The lingering traumas we suffer and the waking horrors we face because of them are themes that are pervasive in Carmen Maria Machado’s works. Her memoir, In the Dream House, established her knowledge of varied horror tropes but also this keen eye towards the abuse that isn’t seen. Machado, Dani Strips, Steve Wands and Tamra Bonvillain succeed in their ability to discuss the scars no one else can see. It is this great lens on the cuts and bruises that our foundations have always kept hidden. In The Low, Low Woods, Machado’s two protagonists are reminiscent of how skin tries to heal itself after an injury. The process leaves a symbol of the wound, but over time, like a memory, it can fade.
Narratively, readers are put through the effect of a haunted mystery for our two protagonists El and Octavia, and they are a wonderful duo to read. Machado’s voice along with the brilliant lettering by Steve Wands helps manage to keep a brilliant pace that doesn’t get too slow or too quick. The two, paired with shades of color by Bonvillain, maintains this wonderful absorption of the dread, the anxieties and the confusion these girls have encountered. The revelations that we encounter these characters, especially with the introduction to their friendship are a salve to an old wound.
For a first-time comic book author, Machado, along with her team of Strips, Wands, and Bonvillain, has a fantastic mastery and execution. Bonvillain’s color palette really ingratiates the characters and helps us to see their offset setting. For all the books available, this is one that best captures the ethos of childhood. The way it visualizes entangles me into the memories of lazy days where I felt the whole world was pressed upon me. This is pushed further by Strips’ amazing figures and inks that capture the awkward phase between childhood and adulthood. More complimentary is to see figures that are a display of people I would come across in a walkabout town.

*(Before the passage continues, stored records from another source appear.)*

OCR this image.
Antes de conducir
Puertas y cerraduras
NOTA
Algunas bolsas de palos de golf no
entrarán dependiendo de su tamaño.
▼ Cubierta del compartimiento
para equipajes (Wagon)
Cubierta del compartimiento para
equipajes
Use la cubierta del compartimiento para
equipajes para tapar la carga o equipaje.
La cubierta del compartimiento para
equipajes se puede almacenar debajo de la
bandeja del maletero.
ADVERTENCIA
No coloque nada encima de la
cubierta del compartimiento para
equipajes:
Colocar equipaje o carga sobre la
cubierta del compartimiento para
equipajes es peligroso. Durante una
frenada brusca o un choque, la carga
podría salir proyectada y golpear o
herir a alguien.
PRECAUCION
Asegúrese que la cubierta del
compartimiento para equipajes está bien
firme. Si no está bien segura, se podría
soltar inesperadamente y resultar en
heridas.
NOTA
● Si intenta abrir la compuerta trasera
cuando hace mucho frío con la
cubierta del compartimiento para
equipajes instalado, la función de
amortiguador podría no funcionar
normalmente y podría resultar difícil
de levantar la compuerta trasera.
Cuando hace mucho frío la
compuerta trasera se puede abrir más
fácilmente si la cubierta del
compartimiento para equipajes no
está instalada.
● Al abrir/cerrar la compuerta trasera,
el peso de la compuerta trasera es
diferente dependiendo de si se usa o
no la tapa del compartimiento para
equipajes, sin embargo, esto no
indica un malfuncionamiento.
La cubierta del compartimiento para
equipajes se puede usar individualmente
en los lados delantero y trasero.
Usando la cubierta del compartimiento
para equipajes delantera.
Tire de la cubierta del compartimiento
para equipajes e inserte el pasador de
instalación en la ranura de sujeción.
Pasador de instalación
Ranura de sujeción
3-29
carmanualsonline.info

Powerfully, the issue ends on an answer to the pronounced question in this issue: what happened at the theatre? And the answer proposed by our character and in a way by most of society is to forget. This issue presses itself as an indictment to how we voice our unseen scars. The most powerful panel in this issue is seeing the visual of El not being drawn with a mouth when she tries to voice evidence of her scar. This is the most resonant panel and so far, most incisive critique of what we as an audience put upon victims of rape, molestation, abuse or anyone else who sadly suffered a trauma. We hear them, but do not properly give them voices to be heard in. It’s seen, it’s known, but there isn’t a proper verbalization of this action.
In earnest, the last four pages of this issue give great insight into the suffering we have put upon victims. Some try to give voice and are left ostracized, and others attempt to forget and distract themselves. The issue ends with a nursery rhyme telling the singer to forget. Specifically, our “venison, carrion, leviathan”, meaning we must forget our innocence, our dead, and our fears. The most haunting aspect is the second to last, visual being of the girls clapping their hands together. In many ways, it serves as a visual reminder of the lingering violence people must consistently suffer through. This is confirmed further by the panel being entirely black.
I’m likely reading too much into the piece, but it is a strong indictment of how we inherit the violence in our world. With this being the second issue, Machado has cemented herself into the medium fantastically. For a “literary” reader like me, this is an exciting time to be reading a piece in an industry that’s sadly heavily male-dominated. Despite it being from the big two publishers, I have to praise DC for allowing Machado to tell such a powerful and socially relevant book like this. Readers in the industry can subconsciously learn a lot from this book, and I’m excited about the discussion that ensues because of it. This is a nice salve for everyone’s scars. Hopefully, together we may all see each other this way. Scars and all.